Google Sitemaps Facts You Must Know
- Last Edited April 19, 2026
- by Garenne Bigby
Sitemaps are one of the most talked-about and most misunderstood parts of SEO. The format is simple, the official documentation is short, and yet persistent myths about what sitemaps do and do not do keep showing up in SEO advice. Site visibility in search starts with discoverability — and sitemaps are one of the tools Google uses to find the pages you want indexed. Below are ten facts worth knowing about how sitemaps actually work in 2026, after several years of Google quietly changing how it treats them.
1. Sitemaps Are an Open Protocol, Not a Google Product
“Google sitemaps” is a common misnomer. The format is the Sitemap Protocol, a shared standard that Google, Bing, Yandex, and every major SEO crawler support. Google did not invent it and does not own it. A single sitemap file works across every major search engine — you do not need a separate file for each one.
2. Sitemaps Don’t Guarantee Indexing
Listing a URL in your sitemap tells Google the URL exists. It does not tell Google the URL is worth indexing. Google decides independently whether each URL meets quality thresholds (canonical signals, content value, duplicate detection, spam filtering). Sites with 10,000 sitemap URLs and 3,000 indexed URLs are normal and not a sign that anything is broken.
What a sitemap actually does: helps Google discover URLs it might otherwise miss, communicates update timestamps for crawl scheduling, and gives you visibility into indexing status through Search Console reports.
3. Google Ignores changefreq and priority
The sitemap protocol defines three optional per-URL attributes: lastmod, changefreq, and priority. Google uses lastmod. Google ignores the other two. John Mueller has said so on the record multiple times since ~2017, and Bing has confirmed the same. Filling in <priority>0.8</priority> on every URL does nothing except add XML noise.
4. lastmod Is the Only Field That Actually Matters
In 2023, Google started using lastmod actively for crawl scheduling — URLs with recent lastmod timestamps are prioritized for re-crawl.

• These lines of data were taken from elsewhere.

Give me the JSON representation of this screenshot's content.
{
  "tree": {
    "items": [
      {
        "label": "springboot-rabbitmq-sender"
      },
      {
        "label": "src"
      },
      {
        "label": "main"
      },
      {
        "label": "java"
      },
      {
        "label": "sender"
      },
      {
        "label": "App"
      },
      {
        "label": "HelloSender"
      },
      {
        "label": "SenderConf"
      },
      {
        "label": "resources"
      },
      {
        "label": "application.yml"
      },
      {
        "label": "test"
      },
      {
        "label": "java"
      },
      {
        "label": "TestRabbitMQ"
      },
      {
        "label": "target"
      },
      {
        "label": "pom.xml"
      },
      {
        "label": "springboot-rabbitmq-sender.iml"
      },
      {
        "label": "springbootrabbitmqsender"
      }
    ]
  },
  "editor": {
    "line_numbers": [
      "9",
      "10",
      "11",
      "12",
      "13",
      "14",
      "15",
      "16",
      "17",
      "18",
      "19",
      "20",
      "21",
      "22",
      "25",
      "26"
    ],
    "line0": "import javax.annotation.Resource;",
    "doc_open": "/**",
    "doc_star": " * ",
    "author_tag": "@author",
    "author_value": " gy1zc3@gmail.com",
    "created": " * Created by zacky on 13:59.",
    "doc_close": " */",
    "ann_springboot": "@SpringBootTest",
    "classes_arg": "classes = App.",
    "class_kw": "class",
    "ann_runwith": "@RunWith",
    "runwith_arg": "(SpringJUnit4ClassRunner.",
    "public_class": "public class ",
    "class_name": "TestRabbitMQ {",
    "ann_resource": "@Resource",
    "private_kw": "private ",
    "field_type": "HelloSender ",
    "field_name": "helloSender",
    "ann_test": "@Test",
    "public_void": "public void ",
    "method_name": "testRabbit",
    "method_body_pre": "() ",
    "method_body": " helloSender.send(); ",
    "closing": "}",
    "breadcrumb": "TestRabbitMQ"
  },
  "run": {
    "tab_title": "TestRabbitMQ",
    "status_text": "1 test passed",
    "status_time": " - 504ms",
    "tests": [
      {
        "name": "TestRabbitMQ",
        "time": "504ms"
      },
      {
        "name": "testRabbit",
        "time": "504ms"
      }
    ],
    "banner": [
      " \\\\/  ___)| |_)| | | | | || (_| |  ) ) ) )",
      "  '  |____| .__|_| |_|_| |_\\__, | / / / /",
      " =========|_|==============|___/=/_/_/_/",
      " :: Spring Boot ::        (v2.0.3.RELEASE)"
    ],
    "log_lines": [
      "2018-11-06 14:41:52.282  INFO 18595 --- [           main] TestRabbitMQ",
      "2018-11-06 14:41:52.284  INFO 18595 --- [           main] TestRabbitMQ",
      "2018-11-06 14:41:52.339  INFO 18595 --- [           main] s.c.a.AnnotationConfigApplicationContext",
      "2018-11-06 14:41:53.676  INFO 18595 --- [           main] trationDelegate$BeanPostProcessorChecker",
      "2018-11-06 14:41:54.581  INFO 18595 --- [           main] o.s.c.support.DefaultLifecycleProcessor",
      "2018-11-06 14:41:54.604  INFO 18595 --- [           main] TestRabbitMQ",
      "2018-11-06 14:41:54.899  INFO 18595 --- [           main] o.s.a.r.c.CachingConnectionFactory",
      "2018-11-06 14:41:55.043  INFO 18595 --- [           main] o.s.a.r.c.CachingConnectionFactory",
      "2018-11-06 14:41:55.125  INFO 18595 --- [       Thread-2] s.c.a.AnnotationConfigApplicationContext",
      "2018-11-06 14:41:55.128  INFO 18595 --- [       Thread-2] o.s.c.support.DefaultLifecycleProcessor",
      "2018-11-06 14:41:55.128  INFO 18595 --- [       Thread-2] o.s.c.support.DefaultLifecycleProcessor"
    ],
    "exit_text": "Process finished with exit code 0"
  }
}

This is a behavior shift worth knowing, because older sitemap guides treat lastmod as a hint Google mostly ignored.
The catch: Google also ignores lastmod from sites that fake it. Touching every URL to “today” every night is the fastest way to get your site’s entire lastmod signal discounted. Set lastmod to the actual date the page’s main content changed, and leave it alone between real updates.
5. Google Retired the Ping Endpoint in June 2023
For years, SEO plugins and CMS integrations hit google.com/ping?sitemap=... to nudge Google to re-crawl after publishing. That endpoint was officially deprecated in June 2023 and now returns a 404. Bing deprecated its equivalent around the same time.
Plugins that still ping are not hurting anything — they just get 404s in response. Google now discovers new URLs through lastmod and normal recrawls. To force immediate attention for a specific URL, use the URL Inspection tool in Search Console.
6. Sitemaps Can Only List URLs on Their Own Hostname
A sitemap at example.com/sitemap.xml can only list URLs on example.com. URLs on blog.example.com or shop.example.com need their own sitemap files on those hostnames. This is one of the most common sitemap configuration errors on sites that have grown through subdomains.
7. There’s a 50,000 URL Limit — and a Clean Way Around It
The protocol caps each sitemap file at 50,000 URLs or 50 MB uncompressed. For larger sites, use a sitemap index file — a master XML file that points to up to 50,000 child sitemaps, each with up to 50,000 URLs. That works out to 2.5 billion URLs per index in theory; in practice, split child sitemaps by content type (posts, products, categories, authors) so Search Console coverage reports are easier to read.
Sitemap files can also be gzip-compressed (.xml.gz) and served that way. The 50,000 URL / 50 MB limits apply to the uncompressed version.
8. Small Sites Don’t Strictly Need a Sitemap
If your site has fewer than ~20 pages and a clean internal linking structure, Google will find everything through normal crawling. A sitemap is not harmful, but it is also not load-bearing for discovery.
Where sitemaps meaningfully help: large sites, new sites with few inbound links, sites with orphan pages, and any site where Search Console’s Indexing report is a useful monitoring tool. For nearly every WordPress, Shopify, or Webflow site, a sitemap is generated automatically — the cost of having one is essentially zero.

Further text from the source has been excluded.